NOMAC/E2 was well tolerated and showed an AEs profile largely similar to the comparator DRSP/EE, except for the reporting of acne, irregular withdrawal bleeding and body weight gain, and discontinuation related to these conditions. As discussed above, the incidences of these events may have been influenced by the frequently scheduled active assessments of acne, body weight and bleeding pattern, and the trial methodology related to AEs capture. Differences between the groups may reflect differences in the pharmacological properties of the hormones as well as regimen, while the open-label design of the trial may have had some effect considering that DRSP/EE (3 mg/30 μg) is a well-established COC with a known positive effect on both acne and weight gain. While DRSP/EE shows some additional pharmacological effects on acne and body weight, NOMAC/E2 seems neutral, namely, it appears to have no effect on body weight and it is not a cure for acne. A similar neutral effect of NOMAC/E2 has been observed with respect to parameters of haemostasis, lipid metabolism, carbohydrate metabolism, carrier proteins, and surrogate markers of adrenal and thyroid function^46,47. However, long-term clinical studies with the appropriate clinical endpoints will be required to assess the clinical relevance of these observations.

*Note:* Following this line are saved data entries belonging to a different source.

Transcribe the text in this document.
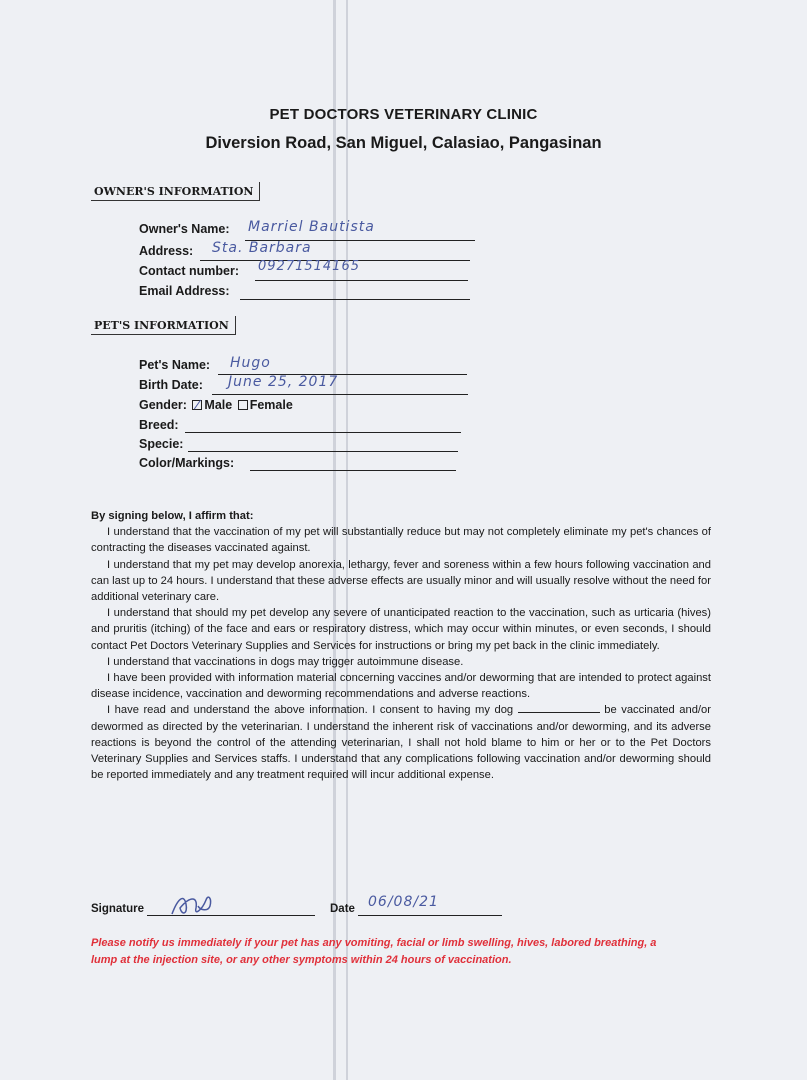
PET DOCTORS VETERINARY CLINIC
Diversion Road, San Miguel, Calasiao, Pangasinan
OWNER'S INFORMATION
Owner's Name: Marriel Bautista
Address: Sta. Barbara
Contact number: 09271514165
Email Address:
PET'S INFORMATION
Pet's Name: Hugo
Birth Date: June 25, 2017
Gender: Male Female
Breed:
Specie:
Color/Markings:

By signing below, I affirm that:

I understand that the vaccination of my pet will substantially reduce but may not completely eliminate my pet's chances of contracting the diseases vaccinated against.

I understand that my pet may develop anorexia, lethargy, fever and soreness within a few hours following vaccination and can last up to 24 hours. I understand that these adverse effects are usually minor and will usually resolve without the need for additional veterinary care.

I understand that should my pet develop any severe of unanticipated reaction to the vaccination, such as urticaria (hives) and pruritis (itching) of the face and ears or respiratory distress, which may occur within minutes, or even seconds, I should contact Pet Doctors Veterinary Supplies and Services for instructions or bring my pet back in the clinic immediately.

I understand that vaccinations in dogs may trigger autoimmune disease.

I have been provided with information material concerning vaccines and/or deworming that are intended to protect against disease incidence, vaccination and deworming recommendations and adverse reactions.

I have read and understand the above information. I consent to having my dog	be vaccinated and/or dewormed as directed by the veterinarian. I understand the inherent risk of vaccinations and/or deworming, and its adverse reactions is beyond the control of the attending veterinarian, I shall not hold blame to him or her or to the Pet Doctors Veterinary Supplies and Services staffs. I understand that any complications following vaccination and/or deworming should be reported immediately and any treatment required will incur additional expense.

Signature	Date 06/08/21
Please notify us immediately if your pet has any vomiting, facial or limb swelling, hives, labored breathing, a lump at the injection site, or any other symptoms within 24 hours of vaccination.
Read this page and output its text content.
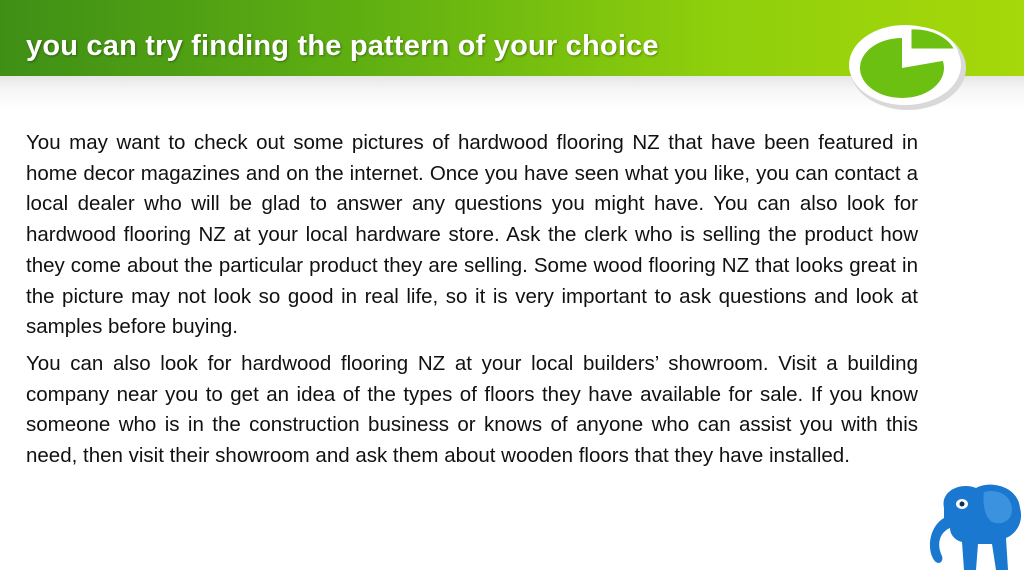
you can try finding the pattern of your choice

You may want to check out some pictures of hardwood flooring NZ that have been featured in home decor magazines and on the internet. Once you have seen what you like, you can contact a local dealer who will be glad to answer any questions you might have. You can also look for hardwood flooring NZ at your local hardware store. Ask the clerk who is selling the product how they come about the particular product they are selling. Some wood flooring NZ that looks great in the picture may not look so good in real life, so it is very important to ask questions and look at samples before buying.

You can also look for hardwood flooring NZ at your local builders’ showroom. Visit a building company near you to get an idea of the types of floors they have available for sale. If you know someone who is in the construction business or knows of anyone who can assist you with this need, then visit their showroom and ask them about wooden floors that they have installed.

Overall, the 24/4 monophasic regimen of NOMAC/E2 showed strong contraceptive efficacy and an acceptable cycle control with short and light withdrawal bleeding when administered for 13 cycles in over 1500 women. NOMAC/E2 was well tolerated and showed a safety profile that was similar to DRSP/EE.

ACKNOWLEDGEMENTS

MSD provided financial support to the conduct of this study. Susan Abulhawa and Alex Loeb PhD, CMPP of Evidence Scientific Solutions, Philadelphia, PA, provided editorial and medical writing assistance but did not meet all ICMJE criteria for authorship.

Declaration of interest: The authors received no compensation or honoraria in association with this article and exercised sole and complete editorial responsibility for this manuscript. Werner Sommer, Carole Verhoeven and Tjeerd Korver are employees of MSD (Oss, the Netherlands). Merck provided the funding for this study. During the past five years, the other authors have had the following links with pharmaceutical firms manufacturing contraceptives: Diana Mansour has received financial support to attend pharmaceutical advisory board meetings, undertake research studies, speak at educational meetings and conferences along with travel grants from Merck, HRA Pharma, Consilient Healthcare and Bayer. Edith Weisberg has received research funding from Merck. Dr Taneepanichskul has received financial support from MSD to attend advisory board and research workshop meetings. Dr Gian Benedetto Melis has received financial support to attend pharmaceutical advisory board meetings, undertake research studies, speak at educational meetings and conferences along with travel grants from Organon Schering Plough, Pfizer Italia srl, Bayer S.p.A., Prodotti Formenti srl, and Theramez S.p.A. Dr Sundström-Poromaa has received financial support to attend pharmaceutical advisory board meetings and speak at educational meetings and conferences along with travel grants from Merck, Bayer and Lundbeck.